A federal judge has ordered the Federal Bureau of Prisons to send two male prisoners back to women’s prisons, in a preliminary injunction against President Trump’s Executive Order preventing men from being housed with women.
US District Court Judge Royce Lamberth said the prisoners must be sent back to their previous holding facilities “immediately” and, moreover, their hormone-therapy treatments must be resumed, at taxpayer cost.
“The fact that they have already been transferred and, allegedly, have been abused at their new facilities can only strengthen their claims of irreparable harm,” Judge Lamberth wrote of the plaintiffs in the case, who are identified only as “Rachel” and “Ellen Doe.”

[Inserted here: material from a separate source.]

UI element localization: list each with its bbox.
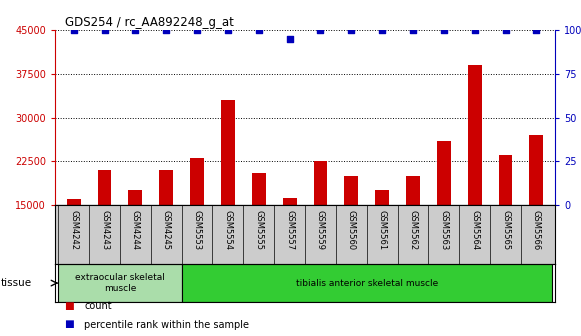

In court filings, the plaintiffs said they were living in constant fear of sexual violence in the male prisons they now reside in. They said they were subject to strip searches by male guards, without female guards present, and that they had been propositioned for sex by male guards as well.
On the day of his inauguration, President Trump signed an executive order, “Defending women from gender ideology extremism and restoring biological truth to the federal government.” Among other things, the order prohibits men from occupying women’s spaces and cuts federal funding from being used to pay for gender-transition therapy for prisoners.
Male prisoners who have transitioned to female have been accused of assaulting women after being transferred to female prisons.
For example, Christopher Williams, a 6’4” convicted pedophile, is at the center of a lawsuit alleging he abused female inmates he shared a prison cell with in Washington State.